Automatic sentiment analysis regards the extraction of a sentiment from an unstructured source such as text, images or audio. The recognized sentiments can be classified as positive or negative, or a more fine grained sentiment classification scheme can be used.
Sentiment analysis of text, also called opinion mining, only recently received a large interest from the academic community and commercial companies. What people write on persons, products or institutions has an important value in our society and the World Wide Web is an excellent source of such information.
The automatic analysis of sentiments on data found on the World Wide Web is useful for any company or institution caring about quality control. For the moment, getting user feedback means bothering him or her with surveys on every aspect the company is interested in. Making a survey for each product or feature, designing the format, distribution and timing of the survey (sending a form right after purchase might not be very informative), and the reliance on the goodwill of people to take the survey are expensive and time-consuming tasks, yielding not always accurate results. Surveying by means of questionnaires can be made obsolete by gathering such information automatically from the World Wide Web. One of the sources are blogs (short for “ web logs”), a medium through which the blog owner makes commentaries about a certain subject or talks about his or her personal experiences, inviting readers to provide their own comments. Other sources are customer review sites and electronic discussion boards or forums, where people can discuss all kinds of topics, or ask for other people’s opinions.
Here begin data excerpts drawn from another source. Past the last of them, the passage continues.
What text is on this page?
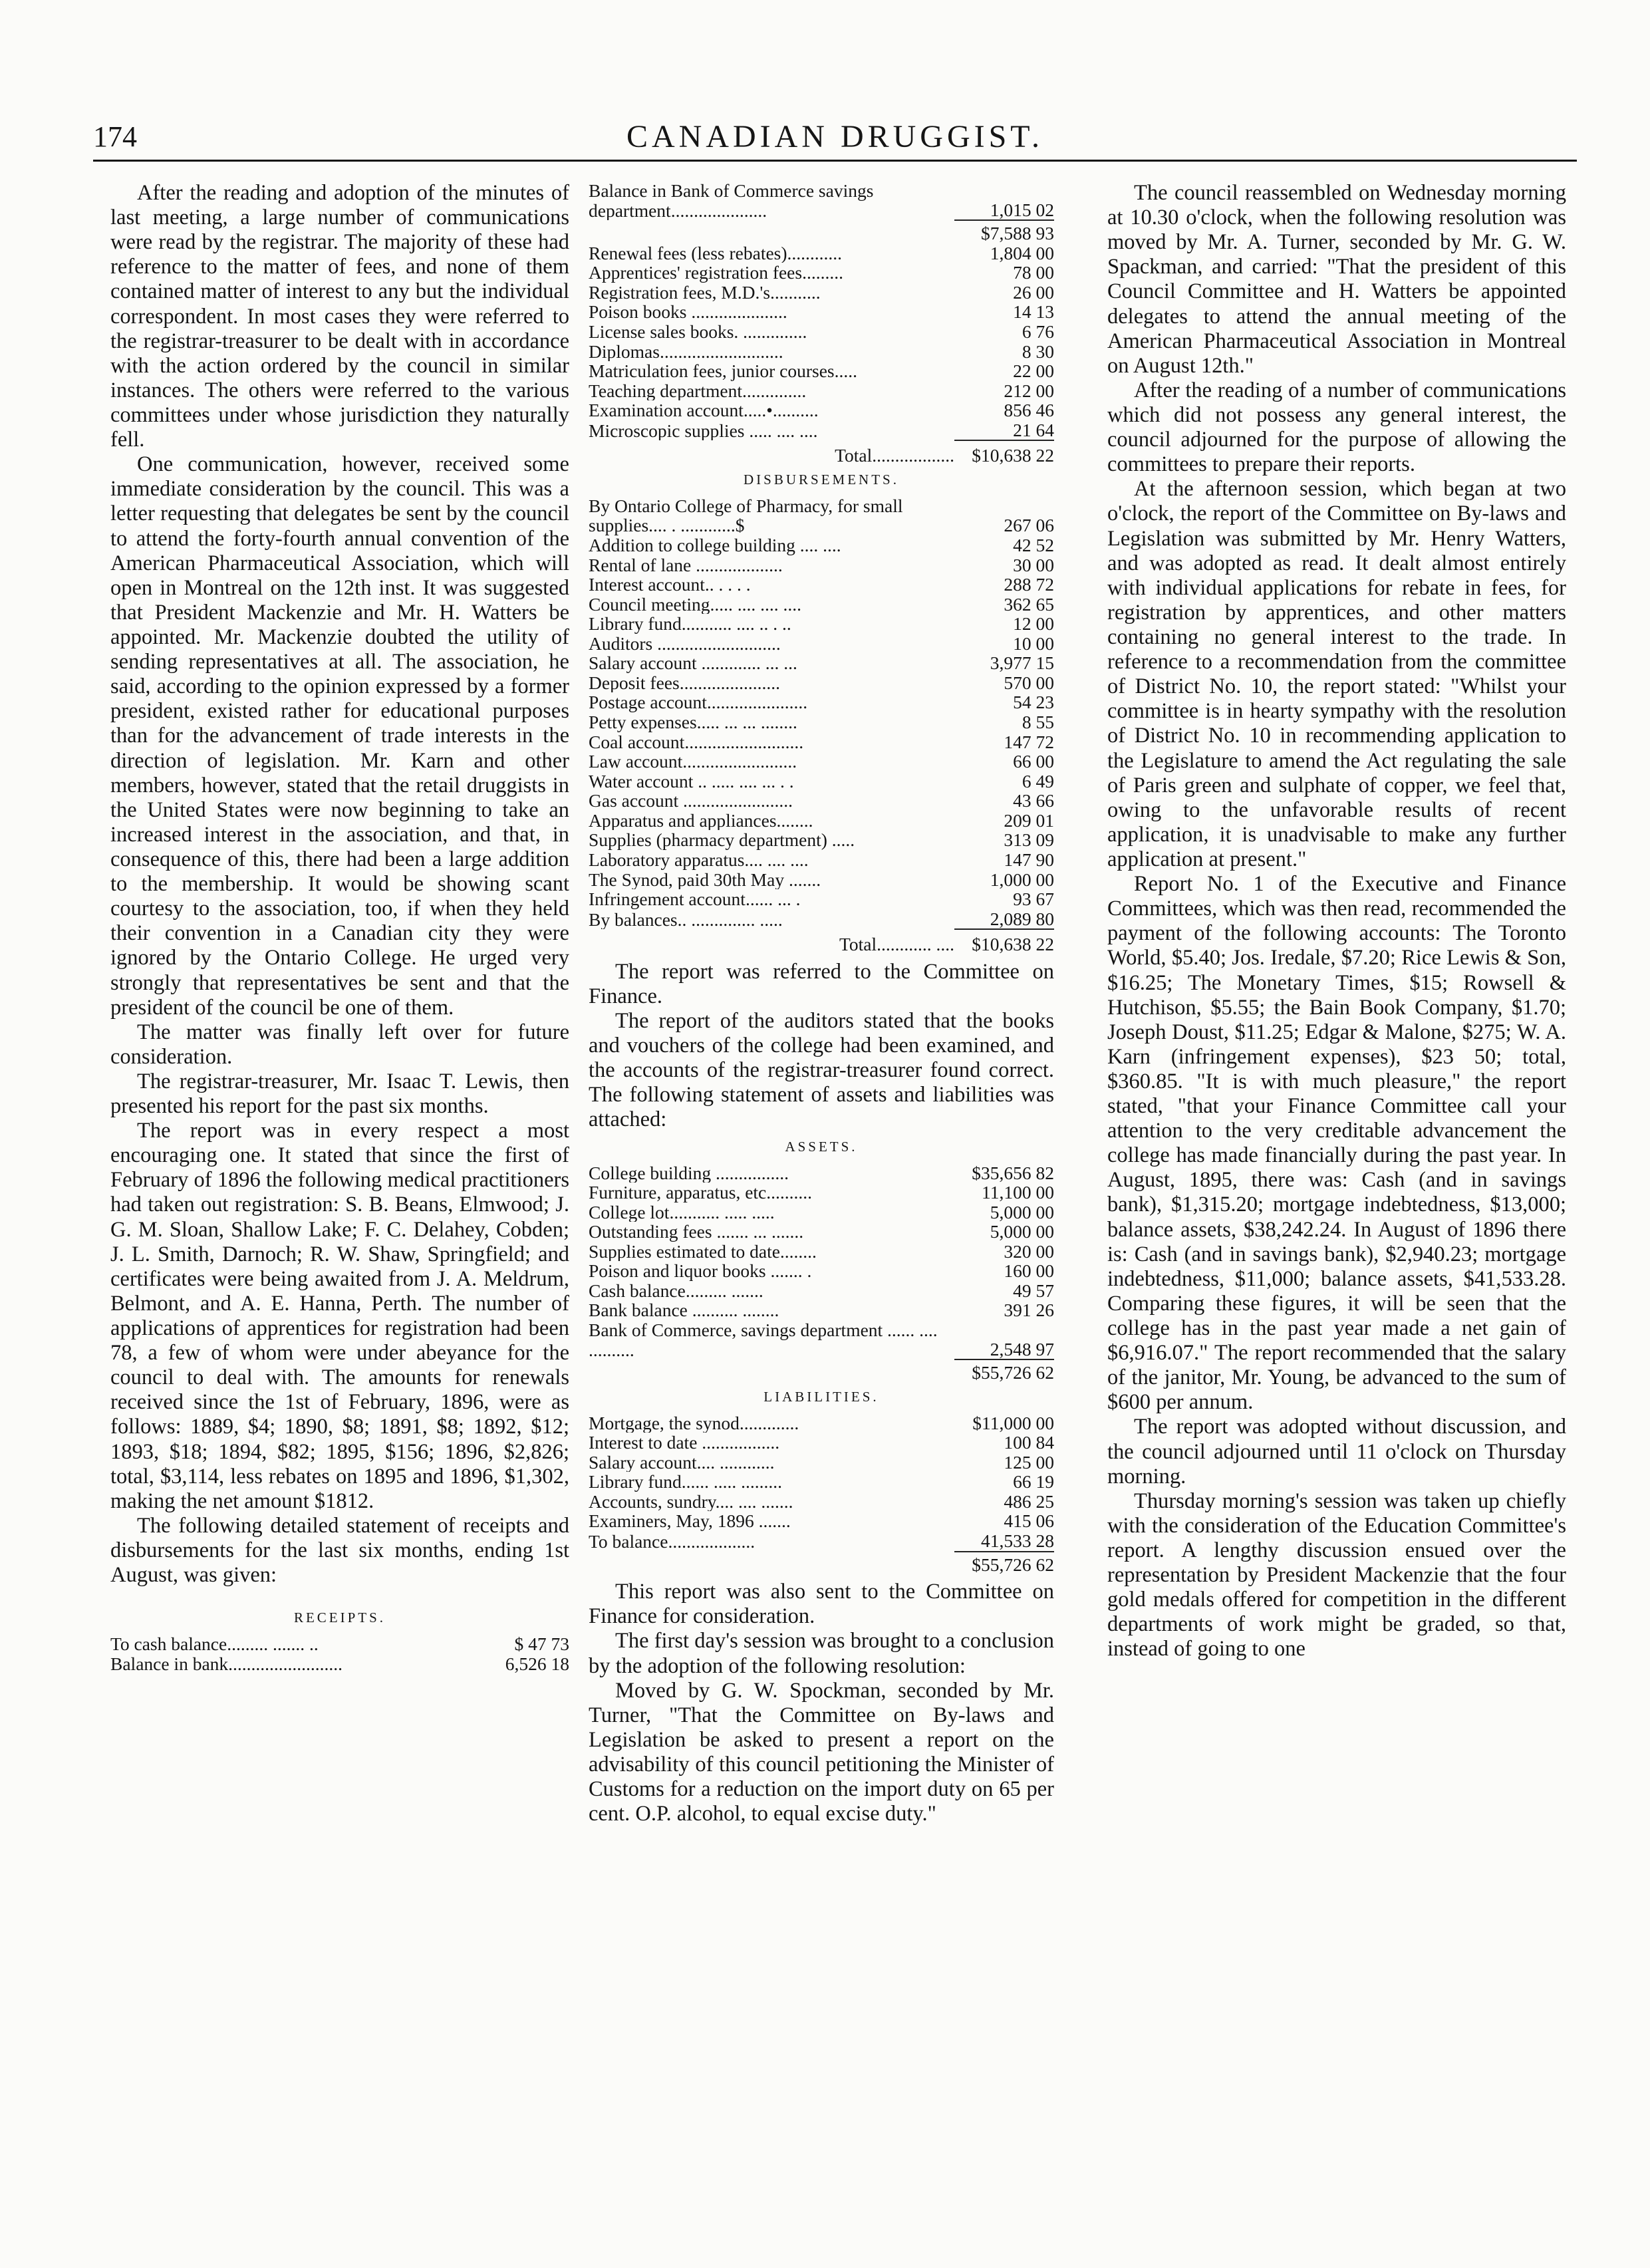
174	CANADIAN DRUGGIST.

After the reading and adoption of the minutes of last meeting, a large number of communications were read by the registrar. The majority of these had reference to the matter of fees, and none of them contained matter of interest to any but the individual correspondent. In most cases they were referred to the registrar-treasurer to be dealt with in accordance with the action ordered by the council in similar instances. The others were referred to the various committees under whose jurisdiction they naturally fell.

One communication, however, received some immediate consideration by the council. This was a letter requesting that delegates be sent by the council to attend the forty-fourth annual convention of the American Pharmaceutical Association, which will open in Montreal on the 12th inst. It was suggested that President Mackenzie and Mr. H. Watters be appointed. Mr. Mackenzie doubted the utility of sending representatives at all. The association, he said, according to the opinion expressed by a former president, existed rather for educational purposes than for the advancement of trade interests in the direction of legislation. Mr. Karn and other members, however, stated that the retail druggists in the United States were now beginning to take an increased interest in the association, and that, in consequence of this, there had been a large addition to the membership. It would be showing scant courtesy to the association, too, if when they held their convention in a Canadian city they were ignored by the Ontario College. He urged very strongly that representatives be sent and that the president of the council be one of them.

The matter was finally left over for future consideration.

The registrar-treasurer, Mr. Isaac T. Lewis, then presented his report for the past six months.

The report was in every respect a most encouraging one. It stated that since the first of February of 1896 the following medical practitioners had taken out registration: S. B. Beans, Elmwood; J. G. M. Sloan, Shallow Lake; F. C. Delahey, Cobden; J. L. Smith, Darnoch; R. W. Shaw, Springfield; and certificates were being awaited from J. A. Meldrum, Belmont, and A. E. Hanna, Perth. The number of applications of apprentices for registration had been 78, a few of whom were under abeyance for the council to deal with. The amounts for renewals received since the 1st of February, 1896, were as follows: 1889, $4; 1890, $8; 1891, $8; 1892, $12; 1893, $18; 1894, $82; 1895, $156; 1896, $2,826; total, $3,114, less rebates on 1895 and 1896, $1,302, making the net amount $1812.

The following detailed statement of receipts and disbursements for the last six months, ending 1st August, was given:

RECEIPTS.
To cash balance......... ....... ..	$ 47 73
Balance in bank.........................	6,526 18
Balance in Bank of Commerce savings department.....................	1,015 02
	$7,588 93
Renewal fees (less rebates)............	1,804 00
Apprentices' registration fees.........	78 00
Registration fees, M.D.'s...........	26 00
Poison books .....................	14 13
License sales books. ..............	6 76
Diplomas...........................	8 30
Matriculation fees, junior courses.....	22 00
Teaching department..............	212 00
Examination account.....•..........	856 46
Microscopic supplies ..... .... ....	21 64
Total..................	$10,638 22
DISBURSEMENTS.
By Ontario College of Pharmacy, for small supplies.... . ............$	267 06
Addition to college building .... ....	42 52
Rental of lane ...................	30 00
Interest account.. . . . .	288 72
Council meeting..... .... .... ....	362 65
Library fund........... .... .. . ..	12 00
Auditors ...........................	10 00
Salary account ............. ... ...	3,977 15
Deposit fees......................	570 00
Postage account......................	54 23
Petty expenses..... ... ... ........	8 55
Coal account..........................	147 72
Law account.........................	66 00
Water account .. ..... .... ... . .	6 49
Gas account ........................	43 66
Apparatus and appliances........	209 01
Supplies (pharmacy department) .....	313 09
Laboratory apparatus.... .... ....	147 90
The Synod, paid 30th May .......	1,000 00
Infringement account...... ... .	93 67
By balances.. .............. .....	2,089 80
Total............ ....	$10,638 22

The report was referred to the Committee on Finance.

The report of the auditors stated that the books and vouchers of the college had been examined, and the accounts of the registrar-treasurer found correct. The following statement of assets and liabilities was attached:

ASSETS.
College building ................	$35,656 82
Furniture, apparatus, etc..........	11,100 00
College lot........... ..... .....	5,000 00
Outstanding fees ....... ... .......	5,000 00
Supplies estimated to date........	320 00
Poison and liquor books ....... .	160 00
Cash balance......... .......	49 57
Bank balance .......... ........	391 26
Bank of Commerce, savings department ...... .... ..........	2,548 97
	$55,726 62
LIABILITIES.
Mortgage, the synod.............	$11,000 00
Interest to date .................	100 84
Salary account.... ............	125 00
Library fund...... ..... .........	66 19
Accounts, sundry.... .... .......	486 25
Examiners, May, 1896 .......	415 06
To balance...................	41,533 28
	$55,726 62

This report was also sent to the Committee on Finance for consideration.

The first day's session was brought to a conclusion by the adoption of the following resolution:

Moved by G. W. Spockman, seconded by Mr. Turner, "That the Committee on By-laws and Legislation be asked to present a report on the advisability of this council petitioning the Minister of Customs for a reduction on the import duty on 65 per cent. O.P. alcohol, to equal excise duty."

The council reassembled on Wednesday morning at 10.30 o'clock, when the following resolution was moved by Mr. A. Turner, seconded by Mr. G. W. Spackman, and carried: "That the president of this Council Committee and H. Watters be appointed delegates to attend the annual meeting of the American Pharmaceutical Association in Montreal on August 12th."

After the reading of a number of communications which did not possess any general interest, the council adjourned for the purpose of allowing the committees to prepare their reports.

At the afternoon session, which began at two o'clock, the report of the Committee on By-laws and Legislation was submitted by Mr. Henry Watters, and was adopted as read. It dealt almost entirely with individual applications for rebate in fees, for registration by apprentices, and other matters containing no general interest to the trade. In reference to a recommendation from the committee of District No. 10, the report stated: "Whilst your committee is in hearty sympathy with the resolution of District No. 10 in recommending application to the Legislature to amend the Act regulating the sale of Paris green and sulphate of copper, we feel that, owing to the unfavorable results of recent application, it is unadvisable to make any further application at present."

Report No. 1 of the Executive and Finance Committees, which was then read, recommended the payment of the following accounts: The Toronto World, $5.40; Jos. Iredale, $7.20; Rice Lewis & Son, $16.25; The Monetary Times, $15; Rowsell & Hutchison, $5.55; the Bain Book Company, $1.70; Joseph Doust, $11.25; Edgar & Malone, $275; W. A. Karn (infringement expenses), $23 50; total, $360.85. "It is with much pleasure," the report stated, "that your Finance Committee call your attention to the very creditable advancement the college has made financially during the past year. In August, 1895, there was: Cash (and in savings bank), $1,315.20; mortgage indebtedness, $13,000; balance assets, $38,242.24. In August of 1896 there is: Cash (and in savings bank), $2,940.23; mortgage indebtedness, $11,000; balance assets, $41,533.28. Comparing these figures, it will be seen that the college has in the past year made a net gain of $6,916.07." The report recommended that the salary of the janitor, Mr. Young, be advanced to the sum of $600 per annum.

The report was adopted without discussion, and the council adjourned until 11 o'clock on Thursday morning.

Thursday morning's session was taken up chiefly with the consideration of the Education Committee's report. A lengthy discussion ensued over the representation by President Mackenzie that the four gold medals offered for competition in the different departments of work might be graded, so that, instead of going to one
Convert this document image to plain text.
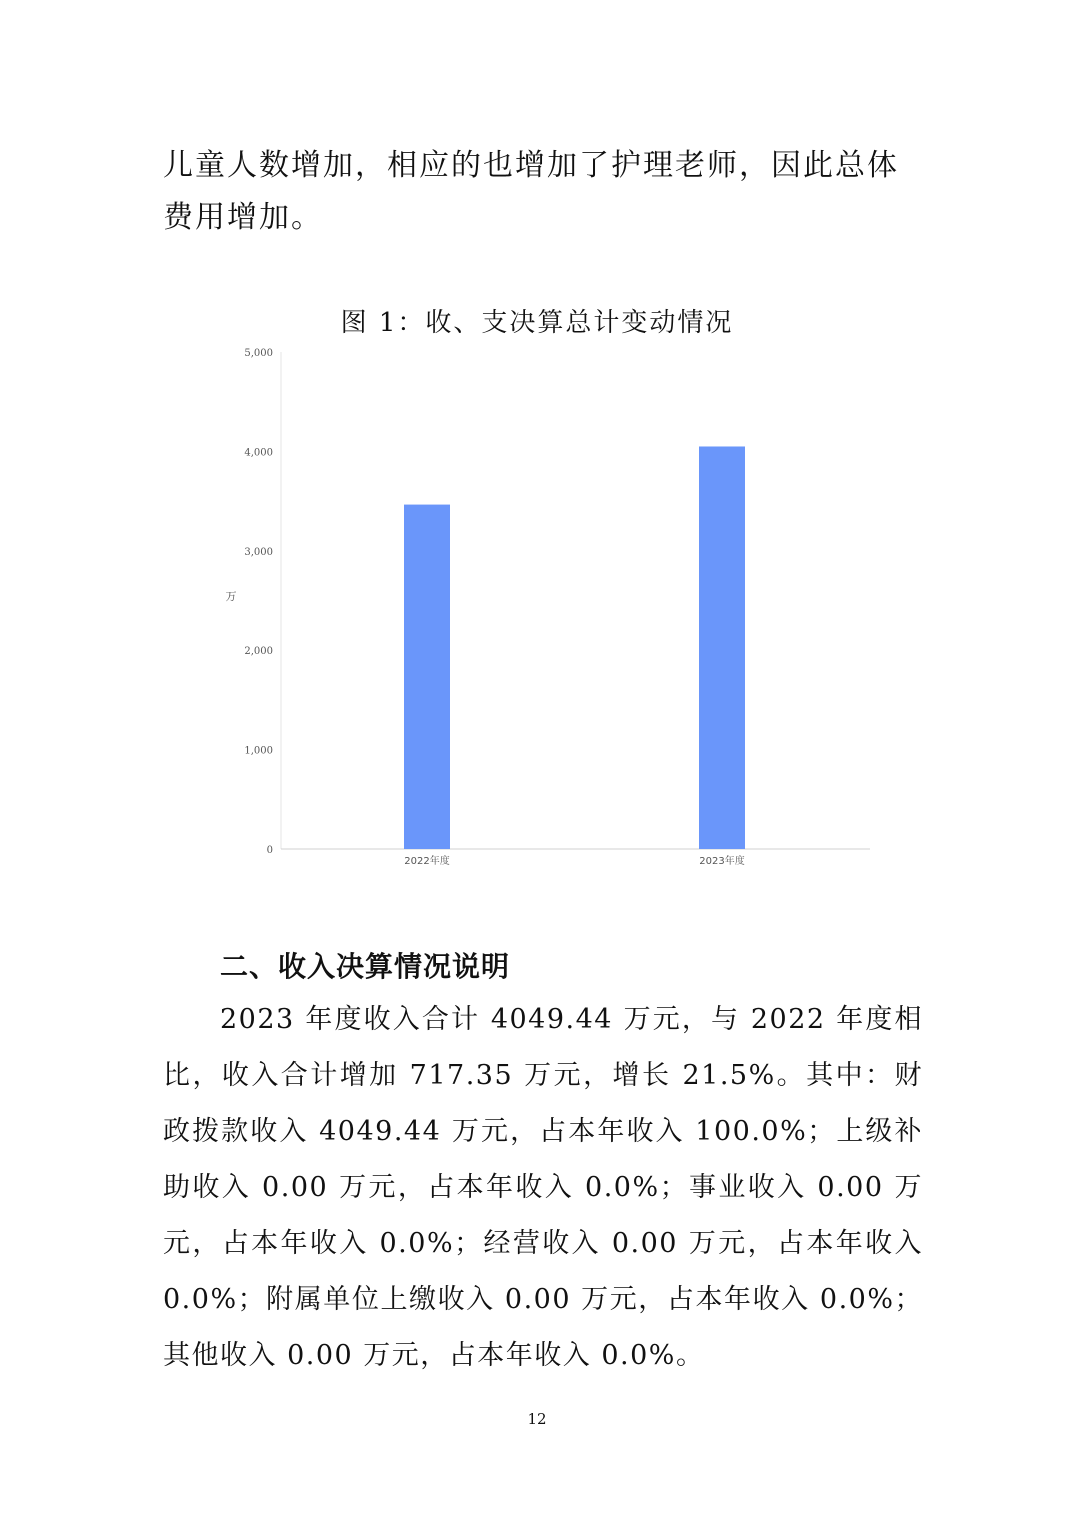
儿童人数增加，相应的也增加了护理老师，因此总体费用增加。

图 1：收、支决算总计变动情况

0
1,000
2,000
3,000
4,000
5,000
2022年度	2023年度
万

二、收入决算情况说明

2023 年度收入合计 4049.44 万元，与 2022 年度相比，收入合计增加 717.35 万元，增长 21.5%。其中：财政拨款收入 4049.44 万元，占本年收入 100.0%；上级补助收入 0.00 万元，占本年收入 0.0%；事业收入 0.00 万元，占本年收入 0.0%；经营收入 0.00 万元，占本年收入 0.0%；附属单位上缴收入 0.00 万元，占本年收入 0.0%；其他收入 0.00 万元，占本年收入 0.0%。

12
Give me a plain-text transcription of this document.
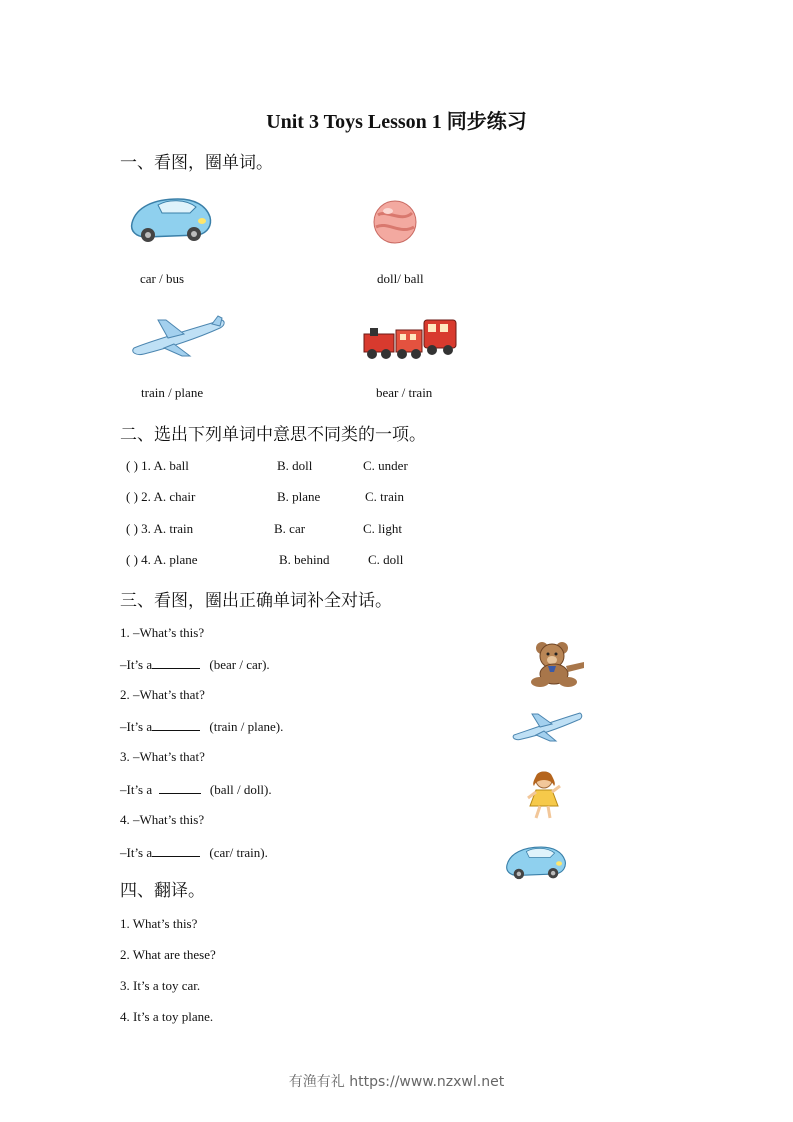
Unit 3 Toys Lesson 1 同步练习
一、看图，圈单词。
car / bus	doll/ ball
train / plane	bear / train
二、选出下列单词中意思不同类的一项。
( ) 1. A. ball	B. doll	C. under
( ) 2. A. chair	B. plane	C. train
( ) 3. A. train	B. car	C. light
( ) 4. A. plane	B. behind	C. doll
三、看图，圈出正确单词补全对话。
1. –What’s this?
–It’s a	(bear / car).
2. –What’s that?
–It’s a	(train / plane).
3. –What’s that?
–It’s a	(ball / doll).
4. –What’s this?
–It’s a	(car/ train).
四、翻译。
1. What’s this?
2. What are these?
3. It’s a toy car.
4. It’s a toy plane.
有渔有礼 https://www.nzxwl.net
There are several additional advantages to automated sentiment analysis. First, the people who share their views usually have more pronounced opinions than average. These opinions are additionally influencing others reading them, leading to so-called word-of-mouth marketing. Extracting these opinions is thus extra valuable. Second, opinions are extracted in real-time, allowing for quicker response times to market changes and for detailed time-based statistics that make it possible to plot trends over time. Last, but not least in information retrieval opinion mining assists in discriminating opinionated documents from documents that present the information in a neutral way.